Autofahrer von der Ostbaar benötigen gute Nerven

skk

Von skk

Fr, 13. Oktober 2017

Donaueschingen

Landwirtschaftlicher Weg stellte für die Ordnungsbehörde aus Gründen der Sicherheit keine Umleitungsalternative dar.

DONAUESCHINGEN (gvo). Die Nerven der Autofahrer werden derzeit durch die vielen Baustellen in der Region strapaziert. Eine Engstelle ist derzeit die Fischerhofbrücke, die beim Aldi-Lager über die B 27 führt und nur in Richtung Stadt befahrbar ist. Die Bewohner der Ostbaar sind zu langen Umwegen gezwungen und stehen in den Hauptverkehrszeiten lange im Stau. Der Nahe Neberweg, der am Schnellimbiss im Industriegebiet über eine Brücke Richtung Aasen führt, wäre nach Ansicht von Aasener Bürgern eine Alternative.

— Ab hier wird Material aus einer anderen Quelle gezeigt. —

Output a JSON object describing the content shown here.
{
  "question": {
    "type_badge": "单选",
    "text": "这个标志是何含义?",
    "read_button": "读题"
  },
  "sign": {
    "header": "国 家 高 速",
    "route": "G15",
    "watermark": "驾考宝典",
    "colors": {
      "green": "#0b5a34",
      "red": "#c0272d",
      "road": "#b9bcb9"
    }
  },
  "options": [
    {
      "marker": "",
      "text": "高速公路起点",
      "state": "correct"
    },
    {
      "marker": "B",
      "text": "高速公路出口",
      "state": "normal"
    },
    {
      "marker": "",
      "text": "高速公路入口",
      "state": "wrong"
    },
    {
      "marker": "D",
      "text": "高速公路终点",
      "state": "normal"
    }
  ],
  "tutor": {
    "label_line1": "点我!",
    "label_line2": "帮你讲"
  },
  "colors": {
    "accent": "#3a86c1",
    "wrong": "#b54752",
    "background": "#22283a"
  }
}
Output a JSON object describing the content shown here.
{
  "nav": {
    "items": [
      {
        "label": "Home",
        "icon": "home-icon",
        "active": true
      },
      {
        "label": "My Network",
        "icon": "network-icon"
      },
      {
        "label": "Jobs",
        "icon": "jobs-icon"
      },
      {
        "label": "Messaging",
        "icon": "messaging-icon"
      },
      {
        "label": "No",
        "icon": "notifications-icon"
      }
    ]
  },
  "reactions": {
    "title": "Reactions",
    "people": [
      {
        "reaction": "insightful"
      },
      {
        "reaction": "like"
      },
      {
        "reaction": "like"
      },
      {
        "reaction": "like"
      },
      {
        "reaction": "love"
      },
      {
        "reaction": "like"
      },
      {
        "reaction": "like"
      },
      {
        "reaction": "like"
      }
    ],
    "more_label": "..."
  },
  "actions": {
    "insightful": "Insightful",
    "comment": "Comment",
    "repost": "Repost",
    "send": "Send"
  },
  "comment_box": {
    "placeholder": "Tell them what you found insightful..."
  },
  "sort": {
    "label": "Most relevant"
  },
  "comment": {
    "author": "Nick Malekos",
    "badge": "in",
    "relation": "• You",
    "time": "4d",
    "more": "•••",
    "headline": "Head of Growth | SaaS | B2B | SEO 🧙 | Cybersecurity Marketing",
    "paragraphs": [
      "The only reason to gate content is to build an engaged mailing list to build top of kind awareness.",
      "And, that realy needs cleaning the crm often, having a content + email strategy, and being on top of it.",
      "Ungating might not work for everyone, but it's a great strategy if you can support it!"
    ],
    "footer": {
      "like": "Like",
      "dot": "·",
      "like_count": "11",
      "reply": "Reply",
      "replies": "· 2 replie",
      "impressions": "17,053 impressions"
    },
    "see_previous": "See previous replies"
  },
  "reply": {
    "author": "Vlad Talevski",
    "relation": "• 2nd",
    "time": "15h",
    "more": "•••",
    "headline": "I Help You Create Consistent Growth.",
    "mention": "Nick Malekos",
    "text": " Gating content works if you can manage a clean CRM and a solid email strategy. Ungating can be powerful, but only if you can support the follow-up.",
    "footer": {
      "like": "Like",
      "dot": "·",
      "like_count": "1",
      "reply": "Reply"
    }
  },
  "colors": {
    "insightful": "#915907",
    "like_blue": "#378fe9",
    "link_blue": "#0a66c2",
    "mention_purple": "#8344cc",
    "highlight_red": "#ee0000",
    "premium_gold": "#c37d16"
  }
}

Darauf angesprochen leitete der neue FDP/FW-Sprecher Bertolt Wagner diesen Wunsch der Bürger entsprechend an den Ordnungsamtsleiter Andreas Dereck weiter. Letzterer lehnt diesen Vorschlag aber aus Sicherheitsaspekten ab: "Der Neberweg kommt als Umleitungsstrecke nicht in Betracht. Den Ärger der einzelnen Autofahrer über die längeren Fahrzeiten können wir verstehen. Wir müssen aber bei allen verkehrsrechtlichen Anordnungen den Gesamtverkehr im Blick haben", meint Dereck.

Aber: Der Neberweg werde von Landwirten, Radfahrern und Fußgängern genutzt. Dafür sei er auch baulich ausgelegt. "Gerade im Blick auf die Radfahrer und Fußgänger kann es die Stadt nicht verantworten, dass diese schwächeren Verkehrsteilnehmer auf diesem schmalen Weg dem starken Verkehr ausgesetzt werden. Fußgänger hätten keine Ausweichmöglichkeit."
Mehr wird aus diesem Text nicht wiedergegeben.